Loading...
Loading...
Speech recognition, text-to-speech, speaker identification, music classification, audio event detection
1,912 datasets
Librispeech Synth 300h is a speech synthesis dataset derived from the LibriSpeech corpus. It likely contains up to 300 hours of synthetic audio generated from a maximum of 20 speaker voices. The dataset is hosted on Kaggle.
XTTS Real Audio Dataset is a collection of audio data published on Kaggle. The dataset likely contains audio samples intended for training or evaluating text-to-speech models. Its specific contents, size, and collection methodology require verification after download.
xtts-vietnamese-dataset is a dataset hosted on Kaggle. Its title suggests it contains data for training or fine-tuning text-to-speech models for the Vietnamese language. The dataset's author, organization, size, and specific contents are not detailed in the provided metadata.
A collection of music tracks from Latin genres including Reggaeton, Salsa, Bachata, and Merengue. The dataset is hosted on Kaggle, but details about its author, size, and creation date are not provided. Its contents likely include track identifiers and metadata for playlist analysis.
TTS_Fluer_LJspeech_Dataset is a Kaggle-hosted collection likely intended for speech synthesis research. The dataset's title suggests it may combine or relate to the Fluer and LJ Speech audio corpora, which are common benchmarks in text-to-speech. Published on Kaggle, its specific content, size, and structure require verification after download.
A multimodal dataset for speech recognition tasks. The description suggests it contains acoustic features relevant to speech-to-text transcription. Its origin, size, and temporal coverage are unknown.
An API wrapper and interface for the OpenGWAS database, which likely contains genome-wide association study results. The interface was created by Gibran Hemani and provides convenience functions for specific queries.
A dataset likely containing audio samples and corresponding text transcripts for text-to-speech tasks. It is hosted on Kaggle, but its specific size, origin, and creation date are unknown. The author and organization details are not provided.
TTS-LJSPEECH-ANIMAN is a dataset hosted on Kaggle. Its title suggests a connection to text-to-speech synthesis, potentially using or extending the LJ Speech corpus. The dataset's specific content, size, and origin are not detailed in the available metadata.
An audio dataset focused on women's safety and distress signals, published on Kaggle. The dataset's specific content, such as the number of clips or recording conditions, is not detailed in the available metadata. Its primary purpose is likely for developing or testing audio-based safety and alert systems.
RidheshBhati's collection merges text-to-speech data for 13 Indic languages, totaling between 100,000 and 1,000,000 records as of March 2026. Every audio clip in the set is filtered to ensure a minimum duration of 3.0 seconds.
A dataset concerning music genres, likely containing labels or features for audio classification tasks. It was published on Kaggle, but its specific contents, size, and creation details are not provided in the metadata. The last update date and author are unknown.
A collection of audio files tagged with emotional labels across multiple music genres. The dataset is hosted on Kaggle, but its size, specific creation date, and original author are not detailed in the provided metadata. Columns and exact data formats are unknown.

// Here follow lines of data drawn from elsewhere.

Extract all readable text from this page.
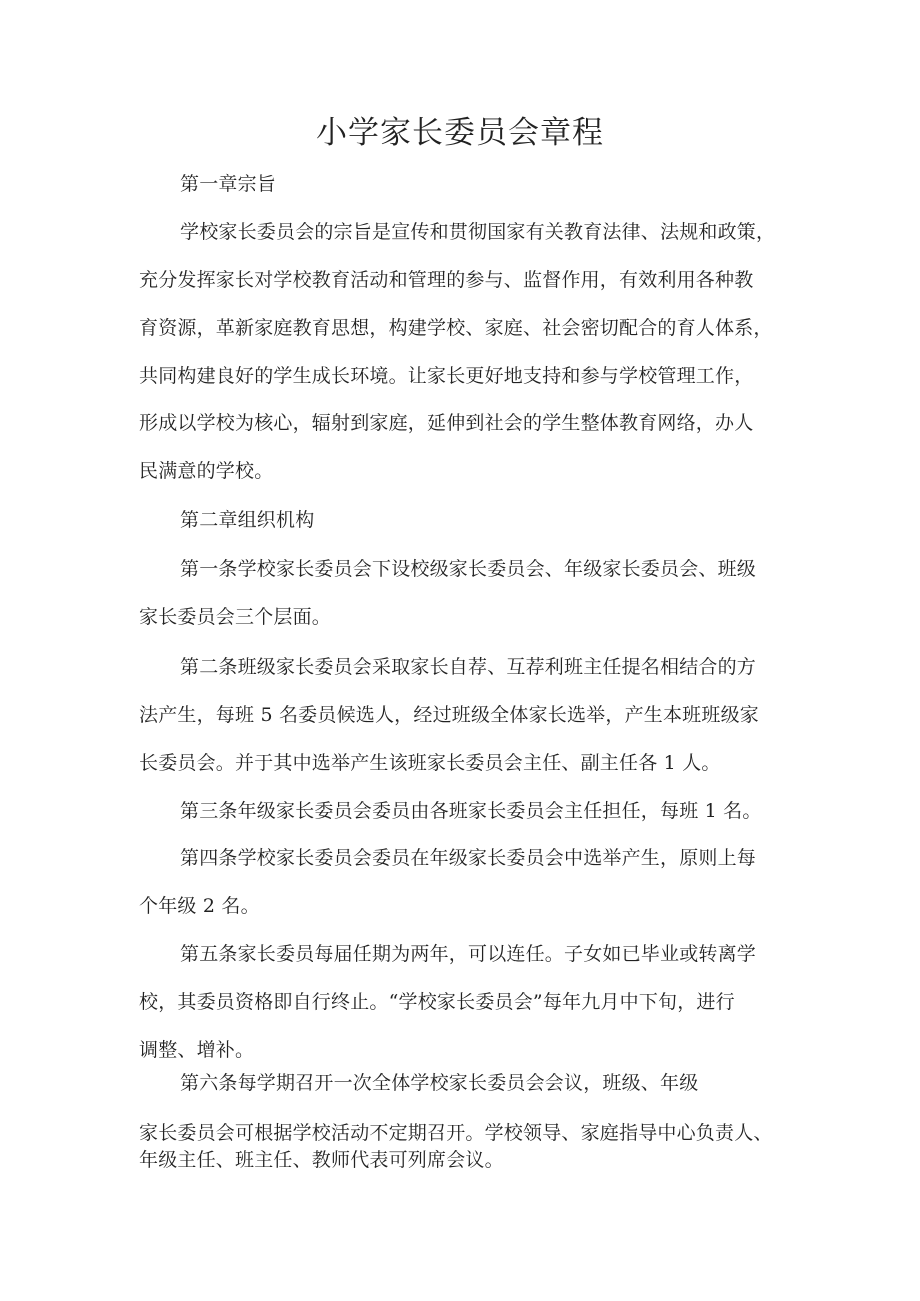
小学家长委员会章程
第一章宗旨
学校家长委员会的宗旨是宣传和贯彻国家有关教育法律、法规和政策，
充分发挥家长对学校教育活动和管理的参与、监督作用，有效利用各种教
育资源，革新家庭教育思想，构建学校、家庭、社会密切配合的育人体系，
共同构建良好的学生成长环境。让家长更好地支持和参与学校管理工作，
形成以学校为核心，辐射到家庭，延伸到社会的学生整体教育网络，办人
民满意的学校。
第二章组织机构
第一条学校家长委员会下设校级家长委员会、年级家长委员会、班级
家长委员会三个层面。
第二条班级家长委员会采取家长自荐、互荐利班主任提名相结合的方
法产生，每班 5 名委员候选人，经过班级全体家长选举，产生本班班级家
长委员会。并于其中选举产生该班家长委员会主任、副主任各 1 人。
第三条年级家长委员会委员由各班家长委员会主任担任，每班 1 名。
第四条学校家长委员会委员在年级家长委员会中选举产生，原则上每
个年级 2 名。
第五条家长委员每届任期为两年，可以连任。子女如已毕业或转离学
校，其委员资格即自行终止。“学校家长委员会”每年九月中下旬，进行
调整、增补。
第六条每学期召开一次全体学校家长委员会会议，班级、年级
家长委员会可根据学校活动不定期召开。学校领导、家庭指导中心负责人、
年级主任、班主任、教师代表可列席会议。
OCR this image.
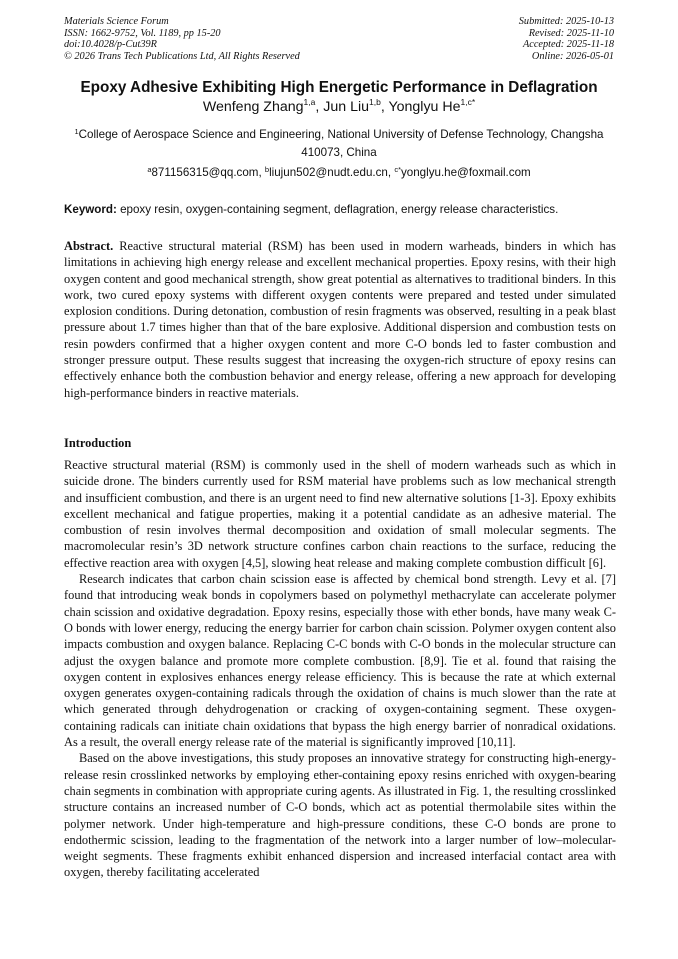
Materials Science Forum
ISSN: 1662-9752, Vol. 1189, pp 15-20
doi:10.4028/p-Cut39R
© 2026 Trans Tech Publications Ltd, All Rights Reserved
Submitted: 2025-10-13
Revised: 2025-11-10
Accepted: 2025-11-18
Online: 2026-05-01
Epoxy Adhesive Exhibiting High Energetic Performance in Deflagration
Wenfeng Zhang$^{1,a}$, Jun Liu$^{1,b}$, Yonglyu $He^{1,c*}$
$^1$College of Aerospace Science and Engineering, National University of Defense Technology, Changsha 410073, China
$^a$871156315@qq.com, $^b$liujun502@nudt.edu.cn, $^{c*}$yonglyu.he@foxmail.com
Keyword: epoxy resin, oxygen-containing segment, deflagration, energy release characteristics.
Abstract. Reactive structural material (RSM) has been used in modern warheads, binders in which has limitations in achieving high energy release and excellent mechanical properties. Epoxy resins, with their high oxygen content and good mechanical strength, show great potential as alternatives to traditional binders. In this work, two cured epoxy systems with different oxygen contents were prepared and tested under simulated explosion conditions. During detonation, combustion of resin fragments was observed, resulting in a peak blast pressure about 1.7 times higher than that of the bare explosive. Additional dispersion and combustion tests on resin powders confirmed that a higher oxygen content and more C-O bonds led to faster combustion and stronger pressure output. These results suggest that increasing the oxygen-rich structure of epoxy resins can effectively enhance both the combustion behavior and energy release, offering a new approach for developing high-performance binders in reactive materials.
Introduction

Reactive structural material (RSM) is commonly used in the shell of modern warheads such as which in suicide drone. The binders currently used for RSM material have problems such as low mechanical strength and insufficient combustion, and there is an urgent need to find new alternative solutions [1-3]. Epoxy exhibits excellent mechanical and fatigue properties, making it a potential candidate as an adhesive material. The combustion of resin involves thermal decomposition and oxidation of small molecular segments. The macromolecular resin’s 3D network structure confines carbon chain reactions to the surface, reducing the effective reaction area with oxygen [4,5], slowing heat release and making complete combustion difficult [6].

Research indicates that carbon chain scission ease is affected by chemical bond strength. Levy et al. [7] found that introducing weak bonds in copolymers based on polymethyl methacrylate can accelerate polymer chain scission and oxidative degradation. Epoxy resins, especially those with ether bonds, have many weak C-O bonds with lower energy, reducing the energy barrier for carbon chain scission. Polymer oxygen content also impacts combustion and oxygen balance. Replacing C-C bonds with C-O bonds in the molecular structure can adjust the oxygen balance and promote more complete combustion. [8,9]. Tie et al. found that raising the oxygen content in explosives enhances energy release efficiency. This is because the rate at which external oxygen generates oxygen-containing radicals through the oxidation of chains is much slower than the rate at which generated through dehydrogenation or cracking of oxygen-containing segment. These oxygen-containing radicals can initiate chain oxidations that bypass the high energy barrier of nonradical oxidations. As a result, the overall energy release rate of the material is significantly improved [10,11].

Based on the above investigations, this study proposes an innovative strategy for constructing high-energy-release resin crosslinked networks by employing ether-containing epoxy resins enriched with oxygen-bearing chain segments in combination with appropriate curing agents. As illustrated in Fig. 1, the resulting crosslinked structure contains an increased number of C-O bonds, which act as potential thermolabile sites within the polymer network. Under high-temperature and high-pressure conditions, these C-O bonds are prone to endothermic scission, leading to the fragmentation of the network into a larger number of low–molecular-weight segments. These fragments exhibit enhanced dispersion and increased interfacial contact area with oxygen, thereby facilitating accelerated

A Cantonese audio dataset features storyteller Zhang Yuekai narrating four classic literary works, including 'Romance of the Three Kingdoms' and 'Water Margin'. It is designed for TTS and ASR model training, as well as linguistic and literary research. The dataset contains audio files and corresponding standardized text transcripts.
Sound velocity profiles were collected in Northern Massachusetts Bay during hydrographic surveys from August 2024 to March 2025. Data were gathered from multiple vessels including MV Northstar Challenger, RV North Cove, RV South Cove, RV Twister, and RV West Cove II. Profiles were recorded at intervals of approximately 2 hours for sound speed profilers and 15 minutes for moving vessel profilers.
A protocol for audio classification tasks, published on Kaggle. The dataset's specific content, size, and features are not detailed in the provided metadata. Its author, organization, and last update date are unknown.
GigXchange provides annual income data for working musicians in the United Kingdom for the year 2026. The dataset likely contains breakdowns by musical genre, geographic region, and primary performance venue type. It was sourced from the Kaggle platform, but the original author and specific collection methodology are unknown.
2,381 observations of live-music booking rates in the United Kingdom from April 2026. The data covers bookings for weddings, pubs, and corporate events. The original source is the GX Index, and it was published on Kaggle.
Parallel Speech dataset designed for the speech translation task. The dataset appears to contain aligned audio data in multiple languages. Its source, size, and specific creation details are not provided in the available metadata.
A dataset titled 'TTS_PLShrimp' published on Kaggle. The name suggests it contains data for text-to-speech synthesis tasks. Metadata is minimal; the specific content, size, and origin require verification after download.